Eisenstein in Guanajuato Belgien, Finnland, Frankreich, Mexiko, Niederlande 2015

Filmkritik

Von Revolutionen und Schwänzen

Filmkritik: Andrea Wildt

Der Brite Peter Greenaway hat den allerersten Spielfilm über Sergei Eisenstein gedreht. Der russische Regisseur revolutionierte in den 1930er-Jahren die Filmmontage und wurde weltberühmt. Seine Homosexualität hingegen war bisher eher Randthema.

Für Greenaway ist Sergei Eisenstein der ultimative Vater des Kinos. Bis heute kommt, wer Film studiert, nicht an den Experimenten des Russen über die Funktionsweise der Montage von Filmbildern vorbei, die der exzentrische Meister in unzähligen Büchern, Manifesten und Essays festhielt. Mit seinen ersten Filmen erlangte Eisenstein zu Zeiten der russischen Revolution Berühmtheit, ging nach Hollywood, nach Misserfolgen dann nach Mexiko. 1930 bis 1931 verbrachte er einige Monate in Guanajuato, um einen Film über das Land und seine Evolution zu drehen. Das Projekt scheiterte und ¡Que viva mexico! wurde erst nach Eisensteins Tod fertiggestellt.

Peter Greenaway interessiert genau dieser Tiefpunkt der Karriere Eisensteins. Von Hollywood abgelehnt und dem homophoben Heimatland fern erlebte der 33jährige Filmemacher in Mexiko seine "zehn Tage, die Eisenstein erschütterten." Anstatt eifrig dialektische Filme für die kommunistische Revolution zu produzieren, lässt sich der junge Russe (gespielt von Elmer Bäck) von seinem mexikanischen Guide Palmino (Luis Alberti) in die Tiefen der Siesta und der Penetration einweisen. Eine provokante Entjungferungsszene bildet dann auch den Höhepunkt des fast zweistündigen Films, während der – wie auch im restlichen Film – viel gequatscht wird.

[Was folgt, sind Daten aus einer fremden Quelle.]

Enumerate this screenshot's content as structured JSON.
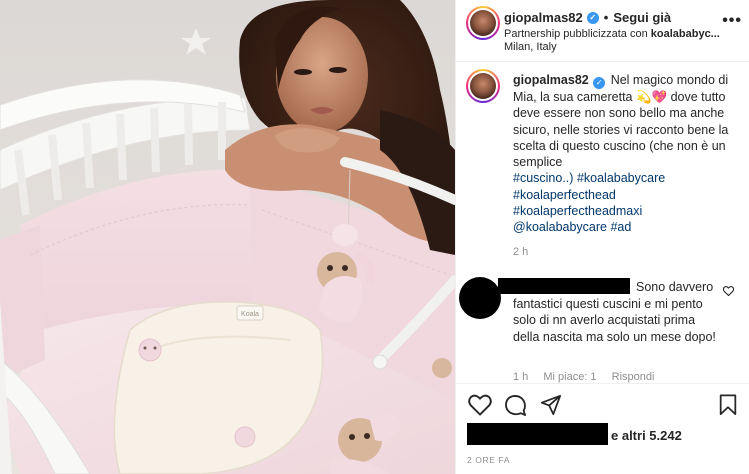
{
  "post": {
    "image_alt": "Woman resting her head on a pink baby crib with a cushion and a plush mobile",
    "brand_tag": "Koala"
  },
  "header": {
    "username": "giopalmas82",
    "separator": "•",
    "follow_label": "Segui già",
    "partnership_prefix": "Partnership pubblicizzata con",
    "partner": "koalababyc...",
    "location": "Milan, Italy",
    "more_label": "•••"
  },
  "caption": {
    "username": "giopalmas82",
    "text": "Nel magico mondo di Mia, la sua cameretta 💫💖 dove tutto deve essere non sono bello ma anche sicuro, nelle stories vi racconto bene la scelta di questo cuscino (che non è un semplice",
    "hashtags": [
      "#cuscino..)",
      "#koalababycare",
      "#koalaperfecthead",
      "#koalaperfectheadmaxi",
      "@koalababycare",
      "#ad"
    ],
    "time": "2 h"
  },
  "comment": {
    "text_first": "Sono",
    "text_rest": "davvero fantastici questi cuscini e mi pento solo di nn averlo acquistati prima della nascita ma solo un mese dopo!",
    "time": "1 h",
    "likes": "Mi piace: 1",
    "reply": "Rispondi"
  },
  "actions": {
    "likes_suffix": "e altri 5.242",
    "time_ago": "2 ORE FA"
  },
  "colors": {
    "accent_blue": "#3897f0",
    "hashtag": "#00376b",
    "muted": "#8e8e8e",
    "crib_pink": "#f3dde2"
  }
}
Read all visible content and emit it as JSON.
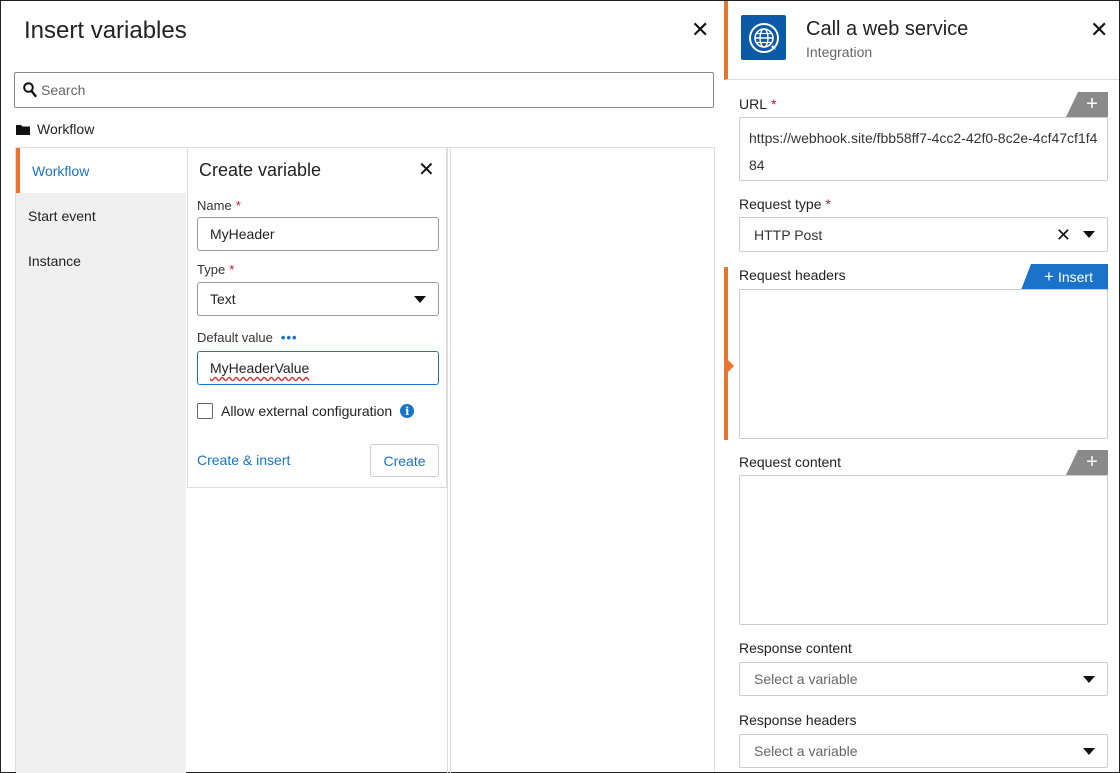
{
  "insert_dialog": {
    "title": "Insert variables",
    "close": "✕",
    "search_placeholder": "Search",
    "breadcrumb": "Workflow",
    "nav_items": [
      "Workflow",
      "Start event",
      "Instance"
    ],
    "create_variable": {
      "title": "Create variable",
      "close": "✕",
      "name_label": "Name",
      "name_value": "MyHeader",
      "type_label": "Type",
      "type_value": "Text",
      "default_label": "Default value",
      "default_more": "•••",
      "default_value": "MyHeaderValue",
      "allow_external": "Allow external configuration",
      "info_glyph": "i",
      "create_insert_label": "Create & insert",
      "create_label": "Create",
      "required_mark": "*"
    }
  },
  "web_service_panel": {
    "title": "Call a web service",
    "subtitle": "Integration",
    "close": "✕",
    "url_label": "URL",
    "url_value": "https://webhook.site/fbb58ff7-4cc2-42f0-8c2e-4cf47cf1f484",
    "request_type_label": "Request type",
    "request_type_value": "HTTP Post",
    "clear_glyph": "✕",
    "request_headers_label": "Request headers",
    "insert_label": "Insert",
    "request_content_label": "Request content",
    "response_content_label": "Response content",
    "response_content_placeholder": "Select a variable",
    "response_headers_label": "Response headers",
    "response_headers_placeholder": "Select a variable",
    "plus_glyph": "+",
    "required_mark": "*"
  },
  "colors": {
    "accent_orange": "#e9742b",
    "link_blue": "#1a73c8",
    "brand_blue": "#0b5aa8",
    "required_red": "#c8102e"
  },
  "icons": [
    "close-icon",
    "search-icon",
    "folder-icon",
    "info-icon",
    "caret-down-icon",
    "globe-icon",
    "plus-icon"
  ]
}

Ein Film über Eisenstein muss gezwungenermassen etwas in der Montage seiner Filmbilder riskieren. Eisenstein in Guanajuato ist folglich insbesondere visuell eine Herausforderung, denn er stellt seine Künstlichkeit förmlich aus: Die Leinwand wird ohne Unterlass fünfgeteilt, die Sichtpunkte der Kamera wechseln immerfort oder aber Räume werden digital verformt oder mit langatmigen Kamerafahrten durchfahren. Zahlreiches dokumentarisches Bildmaterial mischt sich mit Zitaten und Anekdoten von damals. Eine wahre Orgie an Bilderwelten! Streckenweise ergibt das ganz interessante Effekte, auf die Dauer aber wirkt es eher ermüdend als erkenntnisbereichernd.

Trotzdem ist Eisenstein in Guanajuato zuerst ein physischer und erst in zweiter Linie ein intellektueller Film. Wir sehen Eisenstein bei zahlreichen heissen Duschen, im Zwiegespräch mit seinem Penis, mal kotzend oder gar kacken. Und nur selten hält er dabei den Mund. Man sagt, Eisenstein sei ein begnadeter Witze-Erzähler gewesen. Im Film leider ist er das nicht. Elmer Bäck gibt seinem Eisenstein grossartig clownesk, immer bereit für wirre Ideen und luftiges Philosophieren. Doch den roten Faden bilden hier längst keine politischen Ideen mehr, sondern lästige Riesenfliegen, der Tod und erigierte Schwänze.